O processo seletivo conduzido pelo Bezos Earth Fund teve múltiplas etapas, com mentorias e workshops para alinhar propostas ao desafio. Na primeira fase 24 iniciativas foram escolhidas entre mais de mil concorrentes e, na etapa final, 15 projetos receberam aportes de até US$ 2 milhões cada.

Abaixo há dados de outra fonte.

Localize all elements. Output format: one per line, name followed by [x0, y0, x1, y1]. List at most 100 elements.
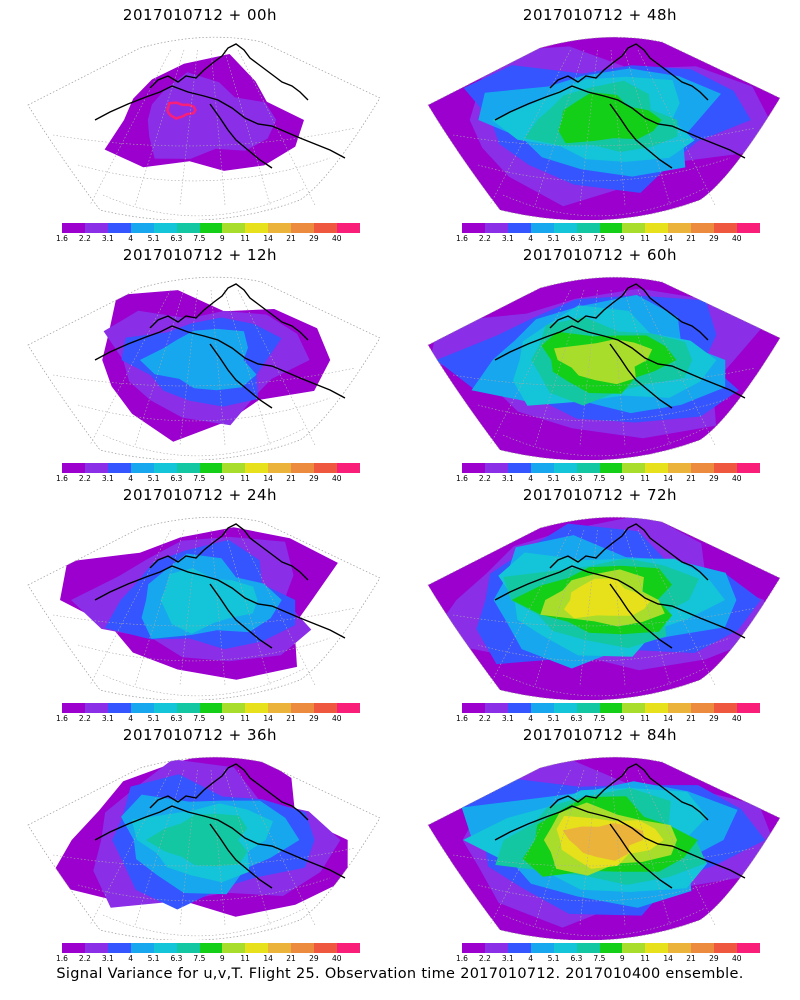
colorbar-swatch — [668, 463, 692, 473]
map-plot — [427, 756, 781, 940]
colorbar-swatch — [268, 463, 292, 473]
colorbar-tick-label: 29 — [709, 954, 719, 963]
colorbar-swatch — [691, 943, 715, 953]
colorbar-tick-label: 11 — [640, 474, 650, 483]
colorbar-swatch — [130, 943, 154, 953]
colorbar-swatch — [62, 463, 85, 473]
colorbar-tick-label: 29 — [309, 954, 319, 963]
colorbar-swatch — [645, 703, 669, 713]
colorbar-swatch — [199, 943, 223, 953]
map-plot — [27, 276, 381, 460]
colorbar-tick-label: 6.3 — [570, 474, 583, 483]
colorbar-tick-label: 40 — [732, 954, 742, 963]
colorbar-swatch — [245, 943, 269, 953]
colorbar-swatch — [245, 463, 269, 473]
colorbar-tick-label: 5.1 — [147, 234, 160, 243]
colorbar-tick-label: 40 — [332, 714, 342, 723]
colorbar-swatch — [84, 703, 108, 713]
colorbar-tick-label: 2.2 — [478, 954, 491, 963]
colorbar-tick-label: 14 — [663, 954, 673, 963]
colorbar-tick-label: 2.2 — [78, 954, 91, 963]
colorbar-tick-label: 6.3 — [170, 714, 183, 723]
colorbar-swatch — [530, 703, 554, 713]
map-plot — [27, 756, 381, 940]
colorbar-tick-label: 40 — [732, 474, 742, 483]
colorbar-swatch — [553, 223, 577, 233]
colorbar-swatch — [507, 703, 531, 713]
colorbar-tick-label: 1.6 — [456, 234, 468, 243]
colorbar-tick-label: 9 — [219, 234, 225, 243]
colorbar-tick-label: 14 — [263, 714, 273, 723]
colorbar-swatch — [130, 703, 154, 713]
colorbar-labels: 1.6 2.2 3.1 4 5.1 6.3 7.5 9 11 14 21 29 40 — [52, 474, 372, 484]
colorbar-labels: 1.6 2.2 3.1 4 5.1 6.3 7.5 9 11 14 21 29 40 — [452, 234, 772, 244]
colorbar-swatch — [645, 223, 669, 233]
colorbar — [62, 943, 360, 953]
colorbar-swatch — [199, 223, 223, 233]
colorbar-tick-label: 4 — [128, 474, 134, 483]
colorbar-tick-label: 40 — [332, 234, 342, 243]
figure-caption: Signal Variance for u,v,T. Flight 25. Ob… — [56, 966, 744, 982]
colorbar-labels: 1.6 2.2 3.1 4 5.1 6.3 7.5 9 11 14 21 29 40 — [52, 954, 372, 964]
colorbar-tick-label: 40 — [332, 954, 342, 963]
colorbar-tick-label: 6.3 — [170, 954, 183, 963]
colorbar-swatch — [314, 703, 338, 713]
colorbar-tick-label: 11 — [240, 234, 250, 243]
colorbar-tick-label: 11 — [240, 714, 250, 723]
colorbar-swatch — [462, 943, 485, 953]
map-plot — [27, 36, 381, 220]
colorbar — [462, 463, 760, 473]
colorbar — [62, 463, 360, 473]
colorbar-swatch — [291, 223, 315, 233]
colorbar-tick-label: 11 — [640, 954, 650, 963]
colorbar-swatch — [268, 223, 292, 233]
colorbar-swatch — [553, 703, 577, 713]
colorbar-swatch — [622, 703, 646, 713]
colorbar-tick-label: 4 — [528, 954, 534, 963]
variance-field — [428, 757, 780, 940]
colorbar-swatch — [462, 463, 485, 473]
colorbar-tick-label: 6.3 — [570, 234, 583, 243]
colorbar-tick-label: 9 — [619, 954, 625, 963]
colorbar-tick-label: 4 — [128, 714, 134, 723]
colorbar-swatch — [507, 463, 531, 473]
colorbar-tick-label: 3.1 — [501, 474, 514, 483]
colorbar-swatch — [337, 463, 360, 473]
colorbar-labels: 1.6 2.2 3.1 4 5.1 6.3 7.5 9 11 14 21 29 40 — [452, 714, 772, 724]
colorbar-swatch — [130, 223, 154, 233]
forecast-panel: 2017010712 + 60h 1.6 2.2 3.1 4 5.1 6.3 7.5 9 11 14… — [400, 240, 800, 483]
colorbar-tick-label: 5.1 — [547, 714, 560, 723]
colorbar-tick-label: 21 — [686, 474, 696, 483]
map-plot — [27, 516, 381, 700]
colorbar-swatch — [153, 463, 177, 473]
colorbar-swatch — [530, 943, 554, 953]
colorbar-tick-label: 2.2 — [478, 474, 491, 483]
colorbar-swatch — [222, 943, 246, 953]
colorbar-tick-label: 21 — [686, 954, 696, 963]
colorbar-swatch — [84, 943, 108, 953]
colorbar-tick-label: 21 — [286, 714, 296, 723]
colorbar-tick-label: 21 — [686, 234, 696, 243]
colorbar-swatch — [62, 223, 85, 233]
colorbar-tick-label: 7.5 — [193, 954, 206, 963]
colorbar-tick-label: 6.3 — [170, 234, 183, 243]
colorbar-tick-label: 4 — [528, 234, 534, 243]
colorbar — [462, 703, 760, 713]
colorbar — [462, 943, 760, 953]
colorbar-tick-label: 1.6 — [456, 474, 468, 483]
colorbar-tick-label: 2.2 — [78, 234, 91, 243]
colorbar-swatch — [622, 463, 646, 473]
variance-field — [104, 54, 304, 171]
colorbar-tick-label: 21 — [286, 474, 296, 483]
forecast-panel: 2017010712 + 48h 1.6 2.2 3.1 4 5.1 6.3 7.5 9 11 14… — [400, 0, 800, 243]
colorbar-tick-label: 1.6 — [456, 714, 468, 723]
forecast-panel: 2017010712 + 36h 1.6 2.2 3.1 4 5.1 6.3 7.5 9 11 14… — [0, 720, 400, 963]
colorbar-swatch — [691, 463, 715, 473]
forecast-panel: 2017010712 + 24h 1.6 2.2 3.1 4 5.1 6.3 7.5 9 11 14… — [0, 480, 400, 723]
colorbar-tick-label: 14 — [263, 234, 273, 243]
colorbar-swatch — [84, 463, 108, 473]
colorbar-swatch — [222, 703, 246, 713]
colorbar-tick-label: 21 — [286, 234, 296, 243]
colorbar-tick-label: 3.1 — [101, 954, 114, 963]
colorbar-labels: 1.6 2.2 3.1 4 5.1 6.3 7.5 9 11 14 21 29 40 — [452, 954, 772, 964]
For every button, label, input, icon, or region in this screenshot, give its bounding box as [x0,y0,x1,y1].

“A seleção foi extremamente competitiva e contou com uma avaliação técnica rigorosa, apoiada por parceiros como a Amazon Web Services, Google.org e Microsoft Research. Acreditamos que o diferencial decisivo foi a força da parceria de Cornell, pioneira e reconhecida mundialmente no trabalho com IA, com a UFMS e PPBio Pantanal, que representam uma rede de pesquisadores e comunidades locais com profundo conhecimento sobre o território. Essa combinação entre excelência científica e engajamento regional foi o que garantiu nossa presença entre os vencedores globais”, destaca Liliana.
Além do financiamento inicial do Bezos Earth Fund, a equipe prevê perspectivas de continuidade e a mobilidade de pesquisadores entre as instituições parceiras, o que deve ampliar intercâmbio científico e qualificação em tecnologias de monitoramento.
Roque ressaltou o potencial do projeto para formação de recursos humanos e para a consolidação de infraestrutura avançada na UFMS destinada ao monitoramento da biodiversidade.

“Contribui para a formação de recursos humanos qualificados em novas tecnologias, o que considero essencial em um contexto de rápidas transformações ambientais e tecnológicas. Meu desejo é que essa iniciativa contribua para estruturar um núcleo de alta tecnologia voltado ao monitoramento da biodiversidade na UFMS, alinhado às demandas crescentes de mitigação e adaptação às mudanças climáticas e à conservação dos ecossistemas brasileiros”, finaliza.
O anúncio oficial destaca ainda o caráter internacional da proposta e a expectativa de que os métodos desenvolvidos possam servir de modelo aplicável a outras regiões do planeta.